For instance it has predictions (For historical reasons these are mostly post-dictions I think) of the ranges of certain cosmological constants. Anthropic reasoning would say that these number must be within certain ranges because otherwise the universe would not be capable of supporting life, but we observe life so the constants must lie within ranges capable of supporting life.
So the basic argument goes like this "We know A is impossible without B, but we know A is true, therefore B is true", which is perfectly valid reasoning.
(A=>B and A) => B
Edit:
Could downvoters please state what they dont understand?
This is the definition of a scientific method I use:
-Take observation, in this case that life exist.
-Use a formal system to derive testable predictions based on observation:
 Done as follows: Life is observed to exist, therefore physical constants must be within certain ranges.
-Perform experimental test of prediction:
 Constants observed to lie within predicted values.
Observation fits prediction, the definition of a succesfull scientific theory.

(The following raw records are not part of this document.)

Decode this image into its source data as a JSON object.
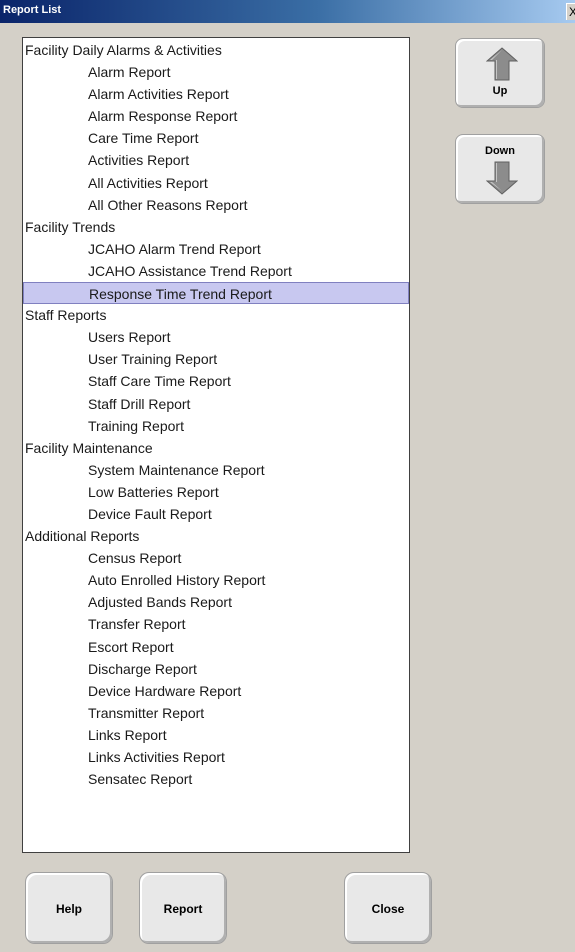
{
  "window": {
    "title": "Report List",
    "close_glyph": "X"
  },
  "report_list": {
    "items": [
      {
        "label": "Facility Daily Alarms & Activities",
        "level": "category"
      },
      {
        "label": "Alarm Report",
        "level": "child"
      },
      {
        "label": "Alarm Activities Report",
        "level": "child"
      },
      {
        "label": "Alarm Response Report",
        "level": "child"
      },
      {
        "label": "Care Time Report",
        "level": "child"
      },
      {
        "label": "Activities Report",
        "level": "child"
      },
      {
        "label": "All Activities Report",
        "level": "child"
      },
      {
        "label": "All Other Reasons Report",
        "level": "child"
      },
      {
        "label": "Facility Trends",
        "level": "category"
      },
      {
        "label": "JCAHO Alarm Trend Report",
        "level": "child"
      },
      {
        "label": "JCAHO Assistance Trend Report",
        "level": "child"
      },
      {
        "label": "Response Time Trend Report",
        "level": "child",
        "selected": true
      },
      {
        "label": "Staff Reports",
        "level": "category"
      },
      {
        "label": "Users Report",
        "level": "child"
      },
      {
        "label": "User Training Report",
        "level": "child"
      },
      {
        "label": "Staff Care Time Report",
        "level": "child"
      },
      {
        "label": "Staff Drill Report",
        "level": "child"
      },
      {
        "label": "Training Report",
        "level": "child"
      },
      {
        "label": "Facility Maintenance",
        "level": "category"
      },
      {
        "label": "System Maintenance Report",
        "level": "child"
      },
      {
        "label": "Low Batteries Report",
        "level": "child"
      },
      {
        "label": "Device Fault Report",
        "level": "child"
      },
      {
        "label": "Additional Reports",
        "level": "category"
      },
      {
        "label": "Census Report",
        "level": "child"
      },
      {
        "label": "Auto Enrolled History Report",
        "level": "child"
      },
      {
        "label": "Adjusted Bands Report",
        "level": "child"
      },
      {
        "label": "Transfer Report",
        "level": "child"
      },
      {
        "label": "Escort Report",
        "level": "child"
      },
      {
        "label": "Discharge Report",
        "level": "child"
      },
      {
        "label": "Device Hardware Report",
        "level": "child"
      },
      {
        "label": "Transmitter Report",
        "level": "child"
      },
      {
        "label": "Links Report",
        "level": "child"
      },
      {
        "label": "Links Activities Report",
        "level": "child"
      },
      {
        "label": "Sensatec Report",
        "level": "child"
      }
    ]
  },
  "side_buttons": {
    "up_label": "Up",
    "up_icon": "arrow-up-icon",
    "down_label": "Down",
    "down_icon": "arrow-down-icon"
  },
  "bottom_buttons": {
    "help_label": "Help",
    "report_label": "Report",
    "close_label": "Close"
  },
  "colors": {
    "title_bar": "#0a246a",
    "window_bg": "#d4d0c8",
    "selection_bg": "#c8c8f0",
    "arrow_fill": "#8c8c8c"
  }
}
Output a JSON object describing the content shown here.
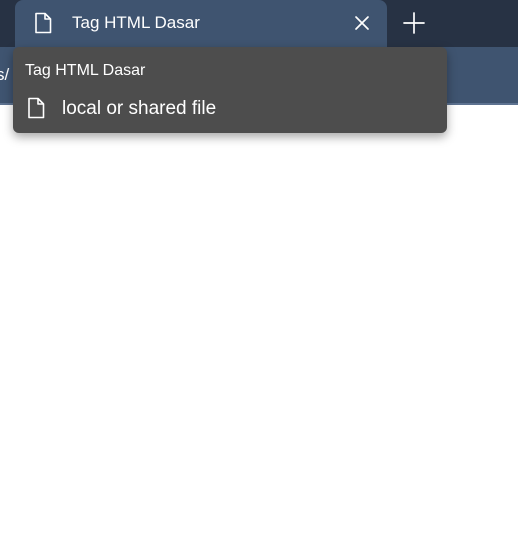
{
  "tab": {
    "title": "Tag HTML Dasar",
    "icon": "page-icon",
    "close_icon": "close-icon"
  },
  "new_tab_icon": "plus-icon",
  "toolbar": {
    "address_fragment": "s/"
  },
  "hovercard": {
    "title": "Tag HTML Dasar",
    "source_icon": "file-icon",
    "source_label": "local or shared file"
  },
  "colors": {
    "tab_strip": "#273244",
    "active_tab": "#3f5470",
    "hovercard_bg": "#4d4d4d",
    "page_bg": "#ffffff"
  }
}
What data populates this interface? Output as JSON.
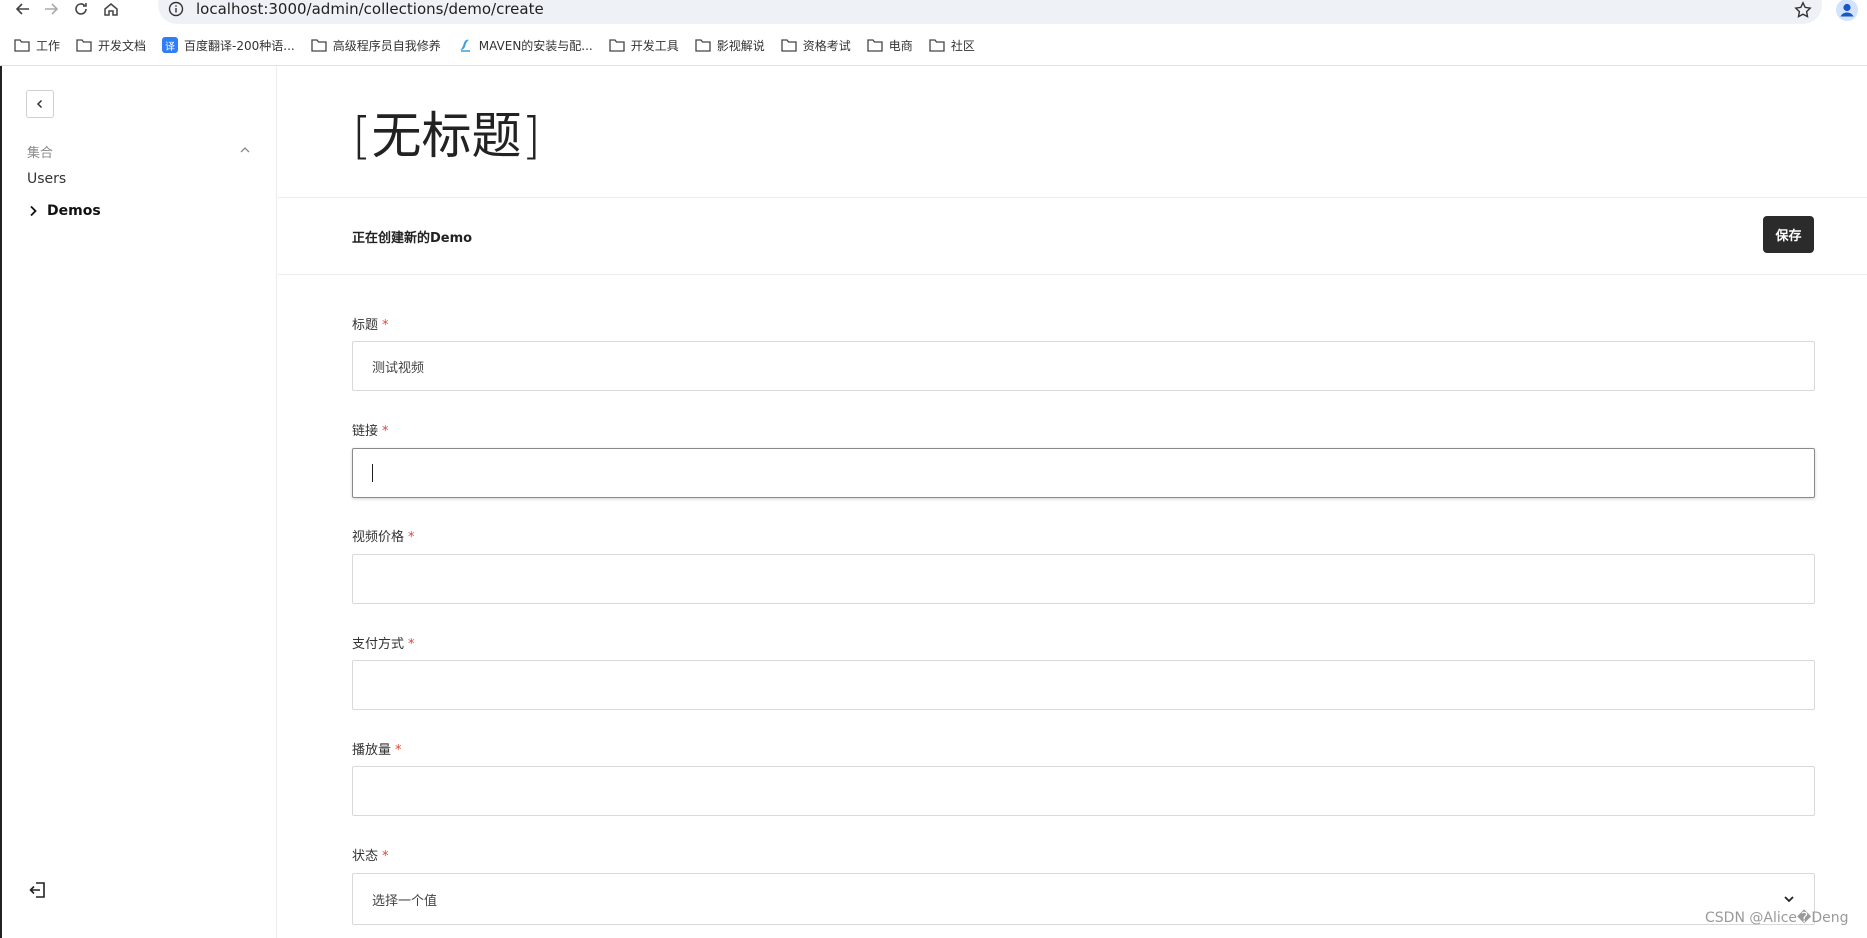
{
  "browser": {
    "url": "localhost:3000/admin/collections/demo/create",
    "bookmarks": [
      {
        "label": "工作",
        "icon": "folder-icon"
      },
      {
        "label": "开发文档",
        "icon": "folder-icon"
      },
      {
        "label": "百度翻译-200种语...",
        "icon": "translate-icon",
        "badge": "译"
      },
      {
        "label": "高级程序员自我修养",
        "icon": "folder-icon"
      },
      {
        "label": "MAVEN的安装与配...",
        "icon": "maven-icon"
      },
      {
        "label": "开发工具",
        "icon": "folder-icon"
      },
      {
        "label": "影视解说",
        "icon": "folder-icon"
      },
      {
        "label": "资格考试",
        "icon": "folder-icon"
      },
      {
        "label": "电商",
        "icon": "folder-icon"
      },
      {
        "label": "社区",
        "icon": "folder-icon"
      }
    ]
  },
  "sidebar": {
    "group_label": "集合",
    "items": [
      {
        "label": "Users",
        "active": false
      },
      {
        "label": "Demos",
        "active": true
      }
    ]
  },
  "main": {
    "title": "[无标题]",
    "creating_text": "正在创建新的Demo",
    "save_label": "保存",
    "fields": [
      {
        "label": "标题",
        "required": "*",
        "value": "测试视频",
        "placeholder": ""
      },
      {
        "label": "链接",
        "required": "*",
        "value": "",
        "focused": true
      },
      {
        "label": "视频价格",
        "required": "*",
        "value": ""
      },
      {
        "label": "支付方式",
        "required": "*",
        "value": ""
      },
      {
        "label": "播放量",
        "required": "*",
        "value": ""
      },
      {
        "label": "状态",
        "required": "*",
        "value": "选择一个值",
        "type": "select"
      }
    ]
  },
  "watermark": "CSDN @Alice�Deng",
  "colors": {
    "primary_button": "#2b2b2b",
    "required_mark": "#e0443a",
    "omnibox_bg": "#eef1f6",
    "bookmark_translate": "#2e7ef7"
  }
}
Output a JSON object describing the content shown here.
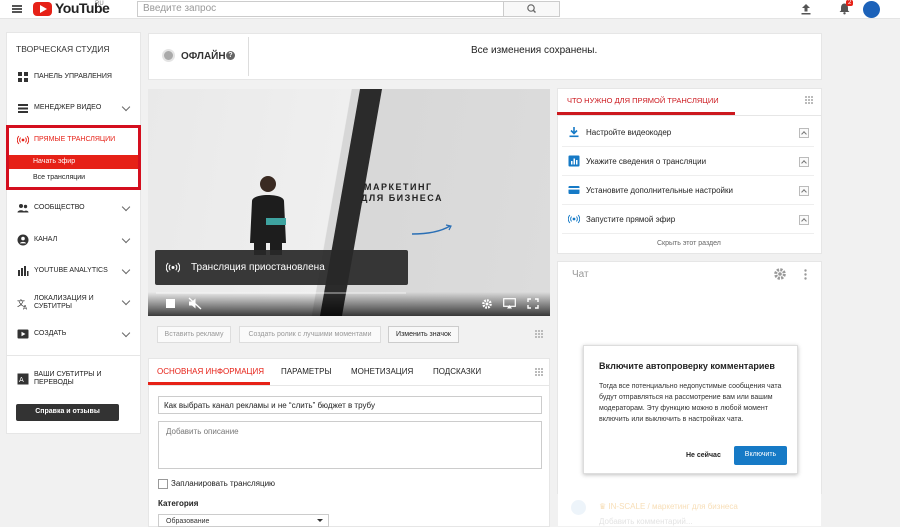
{
  "topbar": {
    "logo_text": "YouTube",
    "region": "RU",
    "search_placeholder": "Введите запрос",
    "notification_count": "2"
  },
  "sidebar": {
    "title": "ТВОРЧЕСКАЯ СТУДИЯ",
    "items": [
      {
        "label": "ПАНЕЛЬ УПРАВЛЕНИЯ"
      },
      {
        "label": "МЕНЕДЖЕР ВИДЕО"
      },
      {
        "label": "ПРЯМЫЕ ТРАНСЛЯЦИИ"
      },
      {
        "label": "СООБЩЕСТВО"
      },
      {
        "label": "КАНАЛ"
      },
      {
        "label": "YOUTUBE ANALYTICS"
      },
      {
        "label": "ЛОКАЛИЗАЦИЯ И СУБТИТРЫ"
      },
      {
        "label": "СОЗДАТЬ"
      },
      {
        "label": "ВАШИ СУБТИТРЫ И ПЕРЕВОДЫ"
      }
    ],
    "live_sub": [
      "Начать эфир",
      "Все трансляции"
    ],
    "feedback_button": "Справка и отзывы"
  },
  "status": {
    "state": "ОФЛАЙН",
    "help": "?",
    "saved_message": "Все изменения сохранены."
  },
  "video": {
    "headline_1": "МАРКЕТИНГ",
    "headline_2": "ДЛЯ БИЗНЕСА",
    "paused_text": "Трансляция приостановлена"
  },
  "video_tools": {
    "insert_ad": "Вставить рекламу",
    "highlights": "Создать ролик с лучшими моментами",
    "change_thumbnail": "Изменить значок"
  },
  "tabs": [
    "ОСНОВНАЯ ИНФОРМАЦИЯ",
    "ПАРАМЕТРЫ",
    "МОНЕТИЗАЦИЯ",
    "ПОДСКАЗКИ"
  ],
  "form": {
    "title_value": "Как выбрать канал рекламы и не “слить” бюджет в трубу",
    "description_placeholder": "Добавить описание",
    "schedule_label": "Запланировать трансляцию",
    "category_label": "Категория",
    "category_value": "Образование"
  },
  "checklist": {
    "title": "ЧТО НУЖНО ДЛЯ ПРЯМОЙ ТРАНСЛЯЦИИ",
    "items": [
      {
        "label": "Настройте видеокодер",
        "icon": "download-icon"
      },
      {
        "label": "Укажите сведения о трансляции",
        "icon": "chart-icon"
      },
      {
        "label": "Установите дополнительные настройки",
        "icon": "card-icon"
      },
      {
        "label": "Запустите прямой эфир",
        "icon": "broadcast-icon"
      }
    ],
    "hide_label": "Скрыть этот раздел"
  },
  "chat": {
    "title": "Чат",
    "popup_title": "Включите автопроверку комментариев",
    "popup_body": "Тогда все потенциально недопустимые сообщения чата будут отправляться на рассмотрение вам или вашим модераторам. Эту функцию можно в любой момент включить или выключить в настройках чата.",
    "later_button": "Не сейчас",
    "enable_button": "Включить",
    "user_name": "IN-SCALE / маркетинг для бизнеса",
    "comment_placeholder": "Добавить комментарий..."
  },
  "colors": {
    "accent_red": "#e62117",
    "blue_button": "#167ac6"
  }
}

A: From what I gathered from Wikipedia, the Anthropic principle has been used to explain the age of the universe and values of physical constants. The argument is that if the values of physical constants changed by a tiny amount, this would have huge consequence of life as we know it. Hence the perfect values for the constants. But in a recent paper Don Page has argued that the value of cosmological constant is a bit larger. If it had been smaller and negative the universe would have had better conditions to support life (it would increase galaxy and star formation rates, thereby increasing the chance of life supporting environments). I think this flies directly in the face of the Anthropic Principle. 
Further, we have studied conscious life only on earth. There is no conclusive evidence to support that life elsewhere in the universe (if it existed) would have the same characteristics as that seen on earth.